For about three years now, lifestyle brand Refinery29 has hosted the 29Rooms event: what it calls ‘an interactive funhouse of style, culture, & technology’. As the name suggests, it consists of 29 individually branded and curated rooms – and attendees can experience something different in each one. The rooms are designed and created with brand partners, who range from personalities like artists and musicians to consumer-facing companies like Dunkin’ Donuts, Dyson, and Cadillac.

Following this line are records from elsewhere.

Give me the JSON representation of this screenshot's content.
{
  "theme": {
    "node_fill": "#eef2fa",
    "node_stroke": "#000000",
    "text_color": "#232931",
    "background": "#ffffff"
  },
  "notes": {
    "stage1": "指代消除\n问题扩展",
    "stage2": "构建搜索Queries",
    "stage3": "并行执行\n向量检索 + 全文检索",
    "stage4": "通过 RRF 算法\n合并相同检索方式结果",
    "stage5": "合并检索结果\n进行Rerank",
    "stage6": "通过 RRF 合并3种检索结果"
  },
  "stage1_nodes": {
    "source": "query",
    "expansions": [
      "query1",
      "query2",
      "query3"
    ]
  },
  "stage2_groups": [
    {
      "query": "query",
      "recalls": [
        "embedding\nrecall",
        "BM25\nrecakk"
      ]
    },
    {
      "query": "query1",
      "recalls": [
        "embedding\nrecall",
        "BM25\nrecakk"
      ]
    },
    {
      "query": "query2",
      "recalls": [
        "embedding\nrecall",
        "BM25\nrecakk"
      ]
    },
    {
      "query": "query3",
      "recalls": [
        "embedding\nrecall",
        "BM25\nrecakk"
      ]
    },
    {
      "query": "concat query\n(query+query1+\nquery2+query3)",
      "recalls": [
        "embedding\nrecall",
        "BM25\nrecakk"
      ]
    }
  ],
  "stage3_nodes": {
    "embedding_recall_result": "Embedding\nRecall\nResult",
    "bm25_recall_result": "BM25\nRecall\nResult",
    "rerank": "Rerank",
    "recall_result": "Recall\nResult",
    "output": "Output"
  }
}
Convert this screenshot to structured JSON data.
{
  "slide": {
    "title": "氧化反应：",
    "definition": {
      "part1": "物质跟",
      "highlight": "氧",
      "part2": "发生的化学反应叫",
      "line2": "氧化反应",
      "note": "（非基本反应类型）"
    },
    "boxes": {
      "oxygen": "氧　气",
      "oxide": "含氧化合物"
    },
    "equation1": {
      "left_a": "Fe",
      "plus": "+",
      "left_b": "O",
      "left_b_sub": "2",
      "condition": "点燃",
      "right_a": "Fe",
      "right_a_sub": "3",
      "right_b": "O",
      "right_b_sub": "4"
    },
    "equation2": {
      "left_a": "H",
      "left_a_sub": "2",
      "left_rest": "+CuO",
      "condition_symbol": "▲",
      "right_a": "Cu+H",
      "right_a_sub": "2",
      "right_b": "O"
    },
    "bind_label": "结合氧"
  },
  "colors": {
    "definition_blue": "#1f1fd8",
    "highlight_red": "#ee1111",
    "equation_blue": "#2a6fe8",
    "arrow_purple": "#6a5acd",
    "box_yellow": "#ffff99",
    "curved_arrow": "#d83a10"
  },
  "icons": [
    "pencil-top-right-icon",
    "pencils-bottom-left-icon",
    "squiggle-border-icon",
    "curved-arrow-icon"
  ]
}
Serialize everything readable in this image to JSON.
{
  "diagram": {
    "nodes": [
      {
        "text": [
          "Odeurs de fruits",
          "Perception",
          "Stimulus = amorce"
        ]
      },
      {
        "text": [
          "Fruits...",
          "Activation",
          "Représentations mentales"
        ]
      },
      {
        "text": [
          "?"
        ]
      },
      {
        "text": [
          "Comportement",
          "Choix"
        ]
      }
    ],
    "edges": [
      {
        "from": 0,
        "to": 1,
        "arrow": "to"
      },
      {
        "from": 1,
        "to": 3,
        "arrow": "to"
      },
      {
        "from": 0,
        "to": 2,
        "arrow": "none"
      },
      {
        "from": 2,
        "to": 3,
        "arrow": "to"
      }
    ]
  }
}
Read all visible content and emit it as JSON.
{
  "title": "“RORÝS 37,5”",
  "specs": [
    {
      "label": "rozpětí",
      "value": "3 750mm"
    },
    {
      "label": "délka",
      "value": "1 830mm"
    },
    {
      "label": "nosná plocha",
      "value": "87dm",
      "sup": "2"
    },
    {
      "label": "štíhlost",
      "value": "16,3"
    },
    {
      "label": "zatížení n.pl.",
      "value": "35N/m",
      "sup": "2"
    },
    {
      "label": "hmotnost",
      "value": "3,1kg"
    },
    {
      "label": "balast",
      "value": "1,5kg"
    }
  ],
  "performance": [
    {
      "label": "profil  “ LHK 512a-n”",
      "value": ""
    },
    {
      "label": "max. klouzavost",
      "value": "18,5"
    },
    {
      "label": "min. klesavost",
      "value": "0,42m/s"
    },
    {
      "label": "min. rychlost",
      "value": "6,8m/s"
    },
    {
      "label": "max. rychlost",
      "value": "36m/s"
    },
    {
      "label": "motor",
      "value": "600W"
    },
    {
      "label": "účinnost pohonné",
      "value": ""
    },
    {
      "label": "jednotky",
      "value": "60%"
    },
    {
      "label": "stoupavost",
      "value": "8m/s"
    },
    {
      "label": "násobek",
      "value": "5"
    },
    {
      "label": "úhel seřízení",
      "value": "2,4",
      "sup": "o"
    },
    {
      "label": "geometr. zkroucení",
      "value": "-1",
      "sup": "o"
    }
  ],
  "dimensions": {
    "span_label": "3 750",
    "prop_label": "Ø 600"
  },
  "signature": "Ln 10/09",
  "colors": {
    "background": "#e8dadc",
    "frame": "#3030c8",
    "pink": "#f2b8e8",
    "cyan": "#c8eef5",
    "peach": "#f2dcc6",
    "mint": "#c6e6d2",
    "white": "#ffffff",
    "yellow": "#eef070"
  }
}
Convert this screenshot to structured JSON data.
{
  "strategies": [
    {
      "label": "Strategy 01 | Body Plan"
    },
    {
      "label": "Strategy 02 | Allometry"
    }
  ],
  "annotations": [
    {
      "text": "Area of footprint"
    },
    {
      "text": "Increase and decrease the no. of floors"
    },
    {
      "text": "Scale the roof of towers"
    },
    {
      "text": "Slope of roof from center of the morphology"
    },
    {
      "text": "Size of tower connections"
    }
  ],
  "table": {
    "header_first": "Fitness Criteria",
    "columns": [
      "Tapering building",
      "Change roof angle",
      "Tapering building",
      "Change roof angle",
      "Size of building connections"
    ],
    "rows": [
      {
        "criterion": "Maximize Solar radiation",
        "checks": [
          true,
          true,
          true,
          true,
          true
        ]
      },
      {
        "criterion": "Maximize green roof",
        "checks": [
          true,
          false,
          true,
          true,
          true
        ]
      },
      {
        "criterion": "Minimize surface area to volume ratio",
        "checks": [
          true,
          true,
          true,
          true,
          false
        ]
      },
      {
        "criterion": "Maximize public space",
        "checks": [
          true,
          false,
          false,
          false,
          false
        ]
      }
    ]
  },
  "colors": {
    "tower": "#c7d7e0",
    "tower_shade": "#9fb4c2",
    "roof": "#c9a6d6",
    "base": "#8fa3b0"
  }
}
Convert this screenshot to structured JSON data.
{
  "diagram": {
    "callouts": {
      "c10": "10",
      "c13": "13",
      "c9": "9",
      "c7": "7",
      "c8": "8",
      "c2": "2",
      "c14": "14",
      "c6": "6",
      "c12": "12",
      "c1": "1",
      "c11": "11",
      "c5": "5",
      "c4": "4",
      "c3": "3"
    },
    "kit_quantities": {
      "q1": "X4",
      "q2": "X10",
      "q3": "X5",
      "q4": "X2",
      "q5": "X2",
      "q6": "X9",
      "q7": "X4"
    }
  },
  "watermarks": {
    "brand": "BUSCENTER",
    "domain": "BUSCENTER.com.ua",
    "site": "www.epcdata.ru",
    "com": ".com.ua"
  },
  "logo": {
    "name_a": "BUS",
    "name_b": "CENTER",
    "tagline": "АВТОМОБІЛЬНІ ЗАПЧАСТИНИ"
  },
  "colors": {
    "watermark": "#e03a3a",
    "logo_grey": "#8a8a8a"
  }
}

Each year, 29Rooms has a different theme, with this year’s being Turn It Into Art. Attendees, it seems, are encouraged to enter each room and use the surroundings to create something – one room, for instance, invites participants to put on punching gloves and hit punching bags that each produce a different sound when contacted to create a symphony of sorts. Take a look at the video HERE
Converse One Star Hotel
The Converse ‘One Star Hotel’, executed with high production value, saw Converse create a two day pop up in Shoreditch, London. The hotel focused on presenting an engaging line up of fashion, music, sneaker and skate experiences for Converse’s audience and influencers. The activation was an ‘Instagram playground’ and brought the Converse story alive for the highly engaged Gen Z target audience, increasing the brand’s overall reach and effectiveness through UGC (user-generated content).
Every touchpoint of the experience was highly considered and played up to their rebellious personality. But importantly, their products sat at the heart of the activation, with sneakers influencing rooms with their style, usage and colour.